A subsequent investigation has determined that Flight 302, much like Indonesia’s Lion Air flight, which crashed in October, likely failed after its automated "anti-stall" system inadvertently pushed the plane’s nose downward. A cockpit recording indicates that the pilots weren’t able to fix the problem. U.S. officials are probing why pilot manuals did not address the feature, Reuters reported.
After the March 10 crash in Ethiopia, countries around the world grounded 737 Max 8 and 9 jets amid internal investigations. European and Canadian regulators this week said this week that they want to do more than simply take the U.S. Federal Aviation Administration's word that alterations to a key flight-control system will make the 737 Max safer. Those reviews scramble an ambitious schedule set by Boeing and could undercut the FAA's reputation around the world.

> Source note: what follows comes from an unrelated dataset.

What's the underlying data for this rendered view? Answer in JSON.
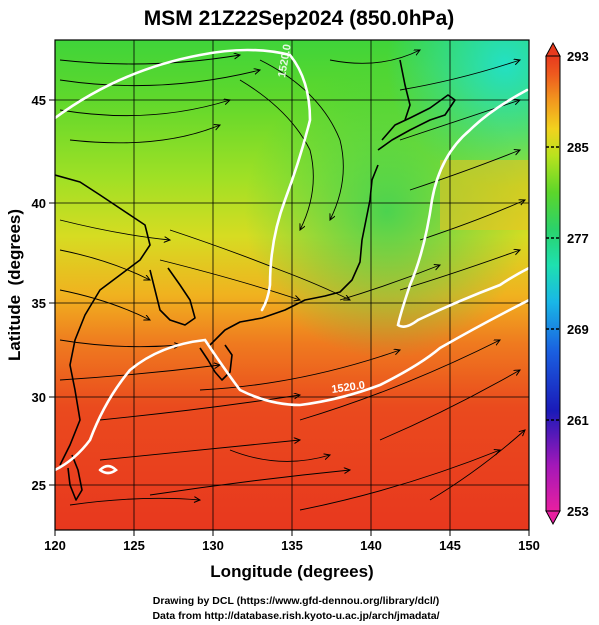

The FAA published a notification to its counterparts in other countries on Wednesday that Boeing is hoping to have ready by Monday an updated software of the aircraft. The agency said it expects to certify Boeing's modifications and plans for pilot training in April or May, according to someone briefed on FAA presentations to congressional committees.
In a statement cited by the Times, a Senate subcommittee on aviation and space said it will hold a hearing next week to “examine challenges to the state of commercial aviation safety, including any specific concerns highlighted by recent accidents.”
The Associated Press contributed to this report.